Mariani, S., Bruggi, M., Caimmi, F., Bendiscioli, P., De Fazio, M.: Sensor deployment over damage-containing plates: a topology optimization approach. Mariani, S., Corigliano, A., Caimmi, F., Bruggi, M., Bendiscioli, P., De Fazio, M.: MEMS-based surface mounted health monitoring system for composite laminates. doi: 10.1111/mice.12178Ĭho, S., Spencer, B.F.: Sensor attitude correction of wireless sensor network for acceleration-based monitoring of civil structures. Memarzadeh, M., Pozzi, M.: Integrated inspection scheduling and maintenance planning for infrastructure systems.
Pom qm upper boundary crack#
Yeum, C.M., Dyke, S.J.: Vision-based automated crack detection for bridge inspection. Glaser, S.D., Tolman, A.: Sense of sensing: from data to informed decisions for the built environment. Ko, J.M., Ni, Y.Q.: Technology developments in structural health monitoring of large-scale bridges. 5, 107–113 (2000)Īktan, A., Catbas, F., Grimmelsman, K., Tsikos, C.: Issues in infrastructure health monitoring for management. Stallings, J.M., Tedesco, J.W., El-Mihilmy, M., McCauley, M.: Field performance of FRP bridge repairs. Glaser, S.D., Li, H., Wang, M.L., Ou, J., Lynch, J.: Sensor technology innovation for the advancement of structural health monitoring: a strategic program of US-China research for the next decade. Capability and performance of the proposed approach are assessed in terms of tracked variation of the stiffness terms of the reduced-order model, identified damage location and speed-up of the whole health monitoring procedure.
Results are reported for a (pseudo-experimental) benchmark test on an eight-story shear building.
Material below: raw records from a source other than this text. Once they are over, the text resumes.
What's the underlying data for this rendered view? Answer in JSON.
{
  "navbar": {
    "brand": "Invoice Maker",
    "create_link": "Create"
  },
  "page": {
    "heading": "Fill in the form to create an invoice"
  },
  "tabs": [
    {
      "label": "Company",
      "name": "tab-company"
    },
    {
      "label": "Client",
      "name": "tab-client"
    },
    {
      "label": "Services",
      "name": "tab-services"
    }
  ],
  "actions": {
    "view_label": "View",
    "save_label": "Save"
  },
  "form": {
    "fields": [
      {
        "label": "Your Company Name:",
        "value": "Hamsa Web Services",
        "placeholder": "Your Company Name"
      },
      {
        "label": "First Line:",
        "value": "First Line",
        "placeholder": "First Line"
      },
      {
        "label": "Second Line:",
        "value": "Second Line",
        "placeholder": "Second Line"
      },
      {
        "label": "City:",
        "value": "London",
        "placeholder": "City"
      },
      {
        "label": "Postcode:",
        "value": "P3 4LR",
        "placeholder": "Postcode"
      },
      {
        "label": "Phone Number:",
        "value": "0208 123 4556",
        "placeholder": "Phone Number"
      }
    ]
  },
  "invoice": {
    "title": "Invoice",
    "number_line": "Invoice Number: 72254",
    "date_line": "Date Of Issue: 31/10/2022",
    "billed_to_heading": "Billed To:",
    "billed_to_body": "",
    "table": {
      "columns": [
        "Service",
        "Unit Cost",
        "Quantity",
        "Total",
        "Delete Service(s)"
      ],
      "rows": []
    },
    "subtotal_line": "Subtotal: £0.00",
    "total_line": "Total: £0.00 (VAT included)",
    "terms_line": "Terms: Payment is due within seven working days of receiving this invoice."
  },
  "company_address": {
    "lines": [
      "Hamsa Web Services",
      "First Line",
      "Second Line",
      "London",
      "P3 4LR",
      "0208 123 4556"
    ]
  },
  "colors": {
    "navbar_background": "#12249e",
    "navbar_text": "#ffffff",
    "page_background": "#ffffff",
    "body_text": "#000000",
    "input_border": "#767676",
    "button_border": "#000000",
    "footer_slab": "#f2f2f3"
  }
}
Both filters exploit the information conveyed by measurements of the structural response to the external excitations.
Pom qm upper boundary update#
Such tracking is accomplished via two Kalman filters: a first (extended) one to deal with the time evolution of a joint state vector, gathering the reduced-order state and the stiffness terms degraded by damage a second one to deal with the update of the reduced-order model in case of damage evolution.
The reduced-order model of a structure is obtained during an (offline) initial training stage of monitoring afterward, effective estimations of a possible structural damage are provided online by tracking the evolution in time of stiffness parameters and projection bases handled in the model order reduction procedure. In this paper, an approach based on the synergistic use of proper orthogonal decomposition and Kalman filtering is proposed for the online health monitoring of damaged structures.